DISTRICT COURT OF APPEAL OF THE STATE OF FLORIDA
FOURTH DISTRICT
CLETIS LEWIS,
Appellant,
v.
STATE OF FLORIDA,
Appellee.
No. 4D20-2093
[June 2, 2021]
Appeal of order denying rule 3.850 motion from the Circuit Court for
the Nineteenth Judicial Circuit, St. Lucie County; Robert E. Belanger,
Judge; L.T. Case No. 562012CF002962A.
Cletis Lewis, Perry, pro se.
Ashley Moody, Attorney General, Tallahassee, and Kimberly T. Acuña,
Assistant Attorney General, West Palm Beach, for appellee.
PER CURIAM.
Cletis Lewis appeals an order summarily denying his multi-claim
motion filed under Florida Rule of Criminal Procedure 3.850. We reverse
and remand as to his claim that trial counsel failed to convey a favorable
plea offer. See Alcorn v. State,
121 So. 3d 419 (Fla. 2013). We otherwise
affirm.
A jury found Lewis guilty of armed robbery. The state charged Lewis,
along with a codefendant, with robbing a barbershop while he waited for
his son to arrive for a haircut. The jury found that Lewis was armed and
in actual possession of a firearm during the crime.
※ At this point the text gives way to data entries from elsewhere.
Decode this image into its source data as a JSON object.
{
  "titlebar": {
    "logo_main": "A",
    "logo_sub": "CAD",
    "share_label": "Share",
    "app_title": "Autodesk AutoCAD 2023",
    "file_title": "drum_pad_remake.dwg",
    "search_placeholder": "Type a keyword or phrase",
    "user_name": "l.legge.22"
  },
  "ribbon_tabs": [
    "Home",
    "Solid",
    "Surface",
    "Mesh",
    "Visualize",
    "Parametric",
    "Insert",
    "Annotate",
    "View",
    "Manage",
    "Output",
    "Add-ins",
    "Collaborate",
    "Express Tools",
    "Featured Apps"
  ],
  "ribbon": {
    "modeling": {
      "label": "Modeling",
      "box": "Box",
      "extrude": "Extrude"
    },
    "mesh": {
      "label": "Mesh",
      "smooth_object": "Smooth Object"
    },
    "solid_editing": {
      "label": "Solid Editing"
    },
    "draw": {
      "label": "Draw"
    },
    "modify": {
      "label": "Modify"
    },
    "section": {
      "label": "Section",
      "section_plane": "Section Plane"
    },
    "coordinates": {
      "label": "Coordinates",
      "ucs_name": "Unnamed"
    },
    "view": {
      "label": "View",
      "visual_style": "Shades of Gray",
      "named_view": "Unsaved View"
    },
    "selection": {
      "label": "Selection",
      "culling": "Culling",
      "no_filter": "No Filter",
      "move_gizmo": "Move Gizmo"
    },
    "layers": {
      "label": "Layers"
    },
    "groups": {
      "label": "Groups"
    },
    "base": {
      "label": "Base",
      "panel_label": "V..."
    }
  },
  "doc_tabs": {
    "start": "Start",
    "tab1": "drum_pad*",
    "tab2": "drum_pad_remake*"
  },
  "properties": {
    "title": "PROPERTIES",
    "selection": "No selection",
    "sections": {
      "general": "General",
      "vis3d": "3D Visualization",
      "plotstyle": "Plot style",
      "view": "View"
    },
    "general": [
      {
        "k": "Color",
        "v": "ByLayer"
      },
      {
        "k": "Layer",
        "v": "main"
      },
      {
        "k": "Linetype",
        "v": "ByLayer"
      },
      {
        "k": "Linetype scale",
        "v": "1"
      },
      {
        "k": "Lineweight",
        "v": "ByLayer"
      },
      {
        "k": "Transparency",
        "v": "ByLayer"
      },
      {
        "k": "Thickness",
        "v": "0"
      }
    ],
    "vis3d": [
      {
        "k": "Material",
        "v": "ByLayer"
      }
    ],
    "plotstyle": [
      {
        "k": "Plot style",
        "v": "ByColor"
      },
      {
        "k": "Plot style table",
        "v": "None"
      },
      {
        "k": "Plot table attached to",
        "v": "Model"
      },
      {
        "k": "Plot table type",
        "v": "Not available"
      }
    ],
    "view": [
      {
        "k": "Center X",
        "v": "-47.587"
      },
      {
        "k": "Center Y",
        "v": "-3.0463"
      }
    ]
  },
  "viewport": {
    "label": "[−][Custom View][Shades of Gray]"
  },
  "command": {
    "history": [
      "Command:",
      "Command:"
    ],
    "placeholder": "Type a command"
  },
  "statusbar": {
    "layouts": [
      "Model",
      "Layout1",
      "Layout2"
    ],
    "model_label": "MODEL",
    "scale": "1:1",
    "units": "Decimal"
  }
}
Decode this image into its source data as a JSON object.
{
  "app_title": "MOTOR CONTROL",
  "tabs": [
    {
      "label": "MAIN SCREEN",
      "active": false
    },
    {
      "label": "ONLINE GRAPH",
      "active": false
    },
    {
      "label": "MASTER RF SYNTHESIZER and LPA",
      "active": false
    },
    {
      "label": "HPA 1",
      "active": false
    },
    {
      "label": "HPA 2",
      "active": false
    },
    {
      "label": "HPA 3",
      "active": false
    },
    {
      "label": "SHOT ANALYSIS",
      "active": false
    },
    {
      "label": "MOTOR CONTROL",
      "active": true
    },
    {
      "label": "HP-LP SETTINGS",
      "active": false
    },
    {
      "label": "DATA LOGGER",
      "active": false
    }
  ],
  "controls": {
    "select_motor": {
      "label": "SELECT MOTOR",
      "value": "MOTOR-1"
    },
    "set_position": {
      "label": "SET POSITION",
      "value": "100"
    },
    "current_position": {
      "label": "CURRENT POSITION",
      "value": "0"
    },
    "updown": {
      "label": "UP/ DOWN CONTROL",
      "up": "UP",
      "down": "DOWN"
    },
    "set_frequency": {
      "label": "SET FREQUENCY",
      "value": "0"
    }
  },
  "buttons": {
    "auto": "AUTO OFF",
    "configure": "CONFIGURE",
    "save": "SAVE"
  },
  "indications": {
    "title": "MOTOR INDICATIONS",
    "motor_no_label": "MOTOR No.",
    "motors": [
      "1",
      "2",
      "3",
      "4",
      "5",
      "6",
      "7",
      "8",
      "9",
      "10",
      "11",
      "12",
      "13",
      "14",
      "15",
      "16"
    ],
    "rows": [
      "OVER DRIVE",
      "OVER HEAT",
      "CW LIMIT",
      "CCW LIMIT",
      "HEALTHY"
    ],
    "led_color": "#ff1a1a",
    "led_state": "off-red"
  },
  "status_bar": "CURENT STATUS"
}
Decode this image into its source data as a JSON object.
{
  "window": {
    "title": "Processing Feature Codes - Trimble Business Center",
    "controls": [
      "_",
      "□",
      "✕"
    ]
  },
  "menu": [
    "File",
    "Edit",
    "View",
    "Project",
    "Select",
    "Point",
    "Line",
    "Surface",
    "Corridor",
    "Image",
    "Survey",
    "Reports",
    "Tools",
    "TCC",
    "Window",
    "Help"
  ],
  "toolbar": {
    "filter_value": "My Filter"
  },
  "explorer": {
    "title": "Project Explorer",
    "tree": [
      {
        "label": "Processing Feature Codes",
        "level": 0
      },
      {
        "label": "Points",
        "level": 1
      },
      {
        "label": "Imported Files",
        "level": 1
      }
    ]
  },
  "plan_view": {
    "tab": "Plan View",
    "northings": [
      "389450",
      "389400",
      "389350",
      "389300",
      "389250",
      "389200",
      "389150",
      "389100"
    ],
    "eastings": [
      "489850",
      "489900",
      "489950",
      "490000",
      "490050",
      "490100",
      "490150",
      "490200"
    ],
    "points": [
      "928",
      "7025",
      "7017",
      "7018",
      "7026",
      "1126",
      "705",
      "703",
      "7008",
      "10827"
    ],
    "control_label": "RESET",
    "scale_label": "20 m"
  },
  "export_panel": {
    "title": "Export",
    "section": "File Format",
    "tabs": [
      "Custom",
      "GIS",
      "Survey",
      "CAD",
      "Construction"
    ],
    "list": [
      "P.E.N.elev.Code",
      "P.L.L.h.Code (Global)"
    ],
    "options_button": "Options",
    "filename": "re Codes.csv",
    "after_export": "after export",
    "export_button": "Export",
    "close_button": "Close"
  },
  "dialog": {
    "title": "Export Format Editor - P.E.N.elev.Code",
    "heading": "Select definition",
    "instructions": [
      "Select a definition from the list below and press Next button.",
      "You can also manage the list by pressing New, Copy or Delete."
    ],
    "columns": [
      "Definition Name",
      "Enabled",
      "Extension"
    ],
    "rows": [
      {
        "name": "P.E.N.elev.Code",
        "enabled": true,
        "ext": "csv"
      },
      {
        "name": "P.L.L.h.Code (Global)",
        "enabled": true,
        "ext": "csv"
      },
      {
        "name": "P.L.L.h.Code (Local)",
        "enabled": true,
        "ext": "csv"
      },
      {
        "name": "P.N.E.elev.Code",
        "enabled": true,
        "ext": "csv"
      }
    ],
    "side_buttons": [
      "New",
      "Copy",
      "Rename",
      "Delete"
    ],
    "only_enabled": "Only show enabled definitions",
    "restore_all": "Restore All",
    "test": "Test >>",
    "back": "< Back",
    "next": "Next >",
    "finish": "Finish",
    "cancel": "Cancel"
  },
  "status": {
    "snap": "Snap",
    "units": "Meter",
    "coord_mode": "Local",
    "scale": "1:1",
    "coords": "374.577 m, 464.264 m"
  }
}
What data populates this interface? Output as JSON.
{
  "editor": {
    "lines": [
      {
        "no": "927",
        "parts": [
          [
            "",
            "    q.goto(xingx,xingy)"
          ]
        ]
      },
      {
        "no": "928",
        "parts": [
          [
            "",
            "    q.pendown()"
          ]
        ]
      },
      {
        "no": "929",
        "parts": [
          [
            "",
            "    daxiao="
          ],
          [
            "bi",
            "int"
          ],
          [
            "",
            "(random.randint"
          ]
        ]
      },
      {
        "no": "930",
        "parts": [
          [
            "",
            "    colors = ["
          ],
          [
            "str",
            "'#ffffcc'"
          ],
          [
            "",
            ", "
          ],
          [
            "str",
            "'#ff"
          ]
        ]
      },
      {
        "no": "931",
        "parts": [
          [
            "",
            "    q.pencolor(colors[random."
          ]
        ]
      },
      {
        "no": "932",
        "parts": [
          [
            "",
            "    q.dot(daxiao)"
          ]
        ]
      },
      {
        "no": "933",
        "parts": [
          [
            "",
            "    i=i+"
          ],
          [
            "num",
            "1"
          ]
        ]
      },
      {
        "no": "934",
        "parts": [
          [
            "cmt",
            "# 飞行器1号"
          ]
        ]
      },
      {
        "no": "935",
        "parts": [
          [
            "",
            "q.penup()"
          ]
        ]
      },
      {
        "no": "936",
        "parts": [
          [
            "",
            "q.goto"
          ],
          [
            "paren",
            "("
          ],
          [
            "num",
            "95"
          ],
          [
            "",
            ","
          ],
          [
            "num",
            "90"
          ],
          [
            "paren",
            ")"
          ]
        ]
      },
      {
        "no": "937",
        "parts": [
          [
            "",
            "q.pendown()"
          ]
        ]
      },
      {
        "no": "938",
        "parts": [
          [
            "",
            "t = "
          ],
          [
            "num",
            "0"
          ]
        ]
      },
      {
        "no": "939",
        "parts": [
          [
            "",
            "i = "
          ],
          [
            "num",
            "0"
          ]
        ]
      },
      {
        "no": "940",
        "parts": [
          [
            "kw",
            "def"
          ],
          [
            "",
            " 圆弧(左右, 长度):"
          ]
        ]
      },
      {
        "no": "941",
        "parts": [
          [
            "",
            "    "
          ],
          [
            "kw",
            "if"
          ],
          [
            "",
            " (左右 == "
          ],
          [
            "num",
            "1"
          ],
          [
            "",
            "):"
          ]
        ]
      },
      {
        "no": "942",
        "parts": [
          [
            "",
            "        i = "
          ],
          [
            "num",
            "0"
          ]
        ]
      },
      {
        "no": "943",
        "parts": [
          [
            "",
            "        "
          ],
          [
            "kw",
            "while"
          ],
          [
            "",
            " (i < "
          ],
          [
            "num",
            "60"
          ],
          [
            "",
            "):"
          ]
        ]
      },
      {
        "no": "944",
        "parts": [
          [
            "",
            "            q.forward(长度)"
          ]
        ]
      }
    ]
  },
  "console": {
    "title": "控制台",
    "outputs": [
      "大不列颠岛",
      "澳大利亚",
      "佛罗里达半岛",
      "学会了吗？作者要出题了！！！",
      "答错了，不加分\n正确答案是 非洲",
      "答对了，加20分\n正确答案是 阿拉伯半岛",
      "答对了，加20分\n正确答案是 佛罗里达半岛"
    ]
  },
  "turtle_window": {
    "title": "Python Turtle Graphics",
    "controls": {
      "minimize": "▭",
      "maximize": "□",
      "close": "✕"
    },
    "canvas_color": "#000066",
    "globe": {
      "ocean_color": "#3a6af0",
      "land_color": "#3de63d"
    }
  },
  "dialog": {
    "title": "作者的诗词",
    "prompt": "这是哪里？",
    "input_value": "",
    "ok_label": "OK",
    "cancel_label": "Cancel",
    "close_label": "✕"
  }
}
The trial court sentenced Lewis to life in prison with a ten-year
mandatory term as a Prison Releasee Reoffender (“PRR”). We affirmed the
conviction and sentence. Lewis v. State,
204 So. 3d 495 (Fla. 4th DCA
2016).
Lewis’ collateral motions followed. Ground seven of his amended
motion satisfied the elements of Alcorn and the record on appeal does not
refute the claim.
Lewis alleged that defense counsel failed to tell him about a plea offer
of between five to fifteen years, “if he would cooperate.” He explained that
shortly after trial his grandmother asked him why he did not accept the
offer. Lewis alleged that he would have accepted the plea if he knew about
it, since he faced a life term as a PRR. He added that the prosecutor would
not have withdrawn the offer, as his more culpable codefendant received
the same offer.
The trial court rejected this claim as incredible based on letters Lewis
wrote to the trial court and responses that Lewis gave during hearings,
wherein he expressed his desire to proceed to trial. These letters and
statements do not render Lewis’ claim “inherently incredible.” See Jacques
v. State,
193 So. 3d 1065, 1066 (Fla. 4th DCA 2016) (“Although the
attachments to the state’s response strongly suggest that appellant would
not have accepted the plea, they do not conclusively refute his allegation
that he would have. Even those who believe they are innocent may enter
a plea under North Carolina v. Alford,
400 U.S. 25,
91 S. Ct. 160,
27 L. Ed.
2d 162 (1970).”).
We conclude that the claim was sufficiently pleaded and reverse the
summary denial for the trial court to either attach records conclusively
refuting Lewis’ claim, or in the alternative, to hold an evidentiary hearing.
We affirm the summary denial of Lewis’ remaining grounds without further
discussion.
Affirmed in part, reversed in part and remanded.
GROSS, KUNTZ and ARTAU, JJ., concur.
* * *
Not final until disposition of timely filed motion for rehearing.